Белая, бокастая, толстая — как просфора, добродушная, уютная, вкусная — как просфора.
— Ну что, голубки, вернулись? Чаевничать будете?
— Вы нам, матушка, после обедни номера обещали, первый и третий. Уж нельзя ли как-нибудь: уморились очень.
Мать ключница неторопливо подобрала просфорные крошки, ссыпала в рот.
— Ну уж, красавица, не прогневайся: ране вечера не будет.
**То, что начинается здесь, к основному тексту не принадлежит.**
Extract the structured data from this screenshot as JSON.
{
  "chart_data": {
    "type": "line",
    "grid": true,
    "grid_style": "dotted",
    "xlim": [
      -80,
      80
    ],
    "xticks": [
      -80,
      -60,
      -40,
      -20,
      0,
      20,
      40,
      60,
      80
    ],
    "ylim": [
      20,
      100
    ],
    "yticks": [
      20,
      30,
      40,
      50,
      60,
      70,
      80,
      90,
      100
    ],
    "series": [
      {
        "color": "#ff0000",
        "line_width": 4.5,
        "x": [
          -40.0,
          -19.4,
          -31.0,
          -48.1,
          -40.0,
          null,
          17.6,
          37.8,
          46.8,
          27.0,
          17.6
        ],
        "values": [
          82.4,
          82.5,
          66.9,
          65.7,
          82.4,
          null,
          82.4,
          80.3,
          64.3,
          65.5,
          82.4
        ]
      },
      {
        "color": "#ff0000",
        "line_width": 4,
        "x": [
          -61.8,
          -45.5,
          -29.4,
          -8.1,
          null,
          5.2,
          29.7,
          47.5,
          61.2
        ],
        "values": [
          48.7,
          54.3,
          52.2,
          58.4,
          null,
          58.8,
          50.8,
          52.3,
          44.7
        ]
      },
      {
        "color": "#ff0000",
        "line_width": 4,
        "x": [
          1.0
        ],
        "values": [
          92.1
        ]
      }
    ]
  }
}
Уж как-нибудь перемогнитесь до вечера.
Тут только землемер и Лизавета Петровна почуяли, как устали, и ночь бессонную, и все. День плыл мимо, не задевая, как дрема. В укромном каком-то садике, под бузиной, пили чай с топлеными сливками. Под солнцем, по яростно-белым зубцам монастырской стены расхаживал павлин и кричал пронзительно, но только понимали, что кричал, а слышать — не слышали. Очутились перед какой-то избушкой в длинной очереди богомольцев. Крошечное избяное окошко завешено черным.
— Это куда же очередь?
— Куда-куда… — окрысилась на землемера голова в кашемировом платке. — Известно куда: к батюшке, к Стефану Болящему.
Медленно ползла очередь. Вошли в избушку вдвоем. Темно, тусклая лампочка. Чернички в белых косынках, неслышно, мышино суетливые. На огромном, одутлом лице — закрыты глаза у Стефана Болящего.
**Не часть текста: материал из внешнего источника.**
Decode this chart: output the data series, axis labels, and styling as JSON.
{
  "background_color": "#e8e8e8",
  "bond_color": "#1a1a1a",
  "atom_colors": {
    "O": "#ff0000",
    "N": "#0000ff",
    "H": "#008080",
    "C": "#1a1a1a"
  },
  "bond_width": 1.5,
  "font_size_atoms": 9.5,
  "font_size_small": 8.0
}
— Барин с барыней пришли, погляди на них, батюшка, погляди, драгоценненький. Скажи им, батюшка, скажи что-нибудь… — суетились чернички.
Стефан сидел в креслице неподвижно: громадная кукла, с прямыми, деревянными руками-ногами. Черничка стала сзади, пальцем подняла ему веки, как Вию. Глаза были неживые, свинцовые, уставились в Лизавету Петровну.
— Будете богаты. Через счастье — будете несчастливы… — Помолчал и прибавил неожиданно: — А проживешь сорок пять годов.
Усмехнуться бы землемеру, вспомнилось ему: так гадают цыганки. Но уже нашли его свинцовые Стефановы глаза, придавили.
— По… покорись… Покорись, говорю! — строго крикнул Стефан.
Хотел землемер сказать: «Уж я, кажется, покорился», да увидел, замкнулись веки, была только громадная неживая кукла…
После всенощной опять пошли в гостиницу. Все на том же месте, на каменной лавочке, сидела мать-просфора.
— Насчет номерков-то? Не позабыла, красавица, нет. А только уж больно нынче народу — труба, терпенья моего нету. Ну пойдем, поглядим.
В прихожей, на стене под лампой, висели ключи, синий черт ехал верхом на рыжебородом грешнике. Мать ключница, не спеша, перебирала ключи. Еще раз перебрала, какой-то ключ вытащила.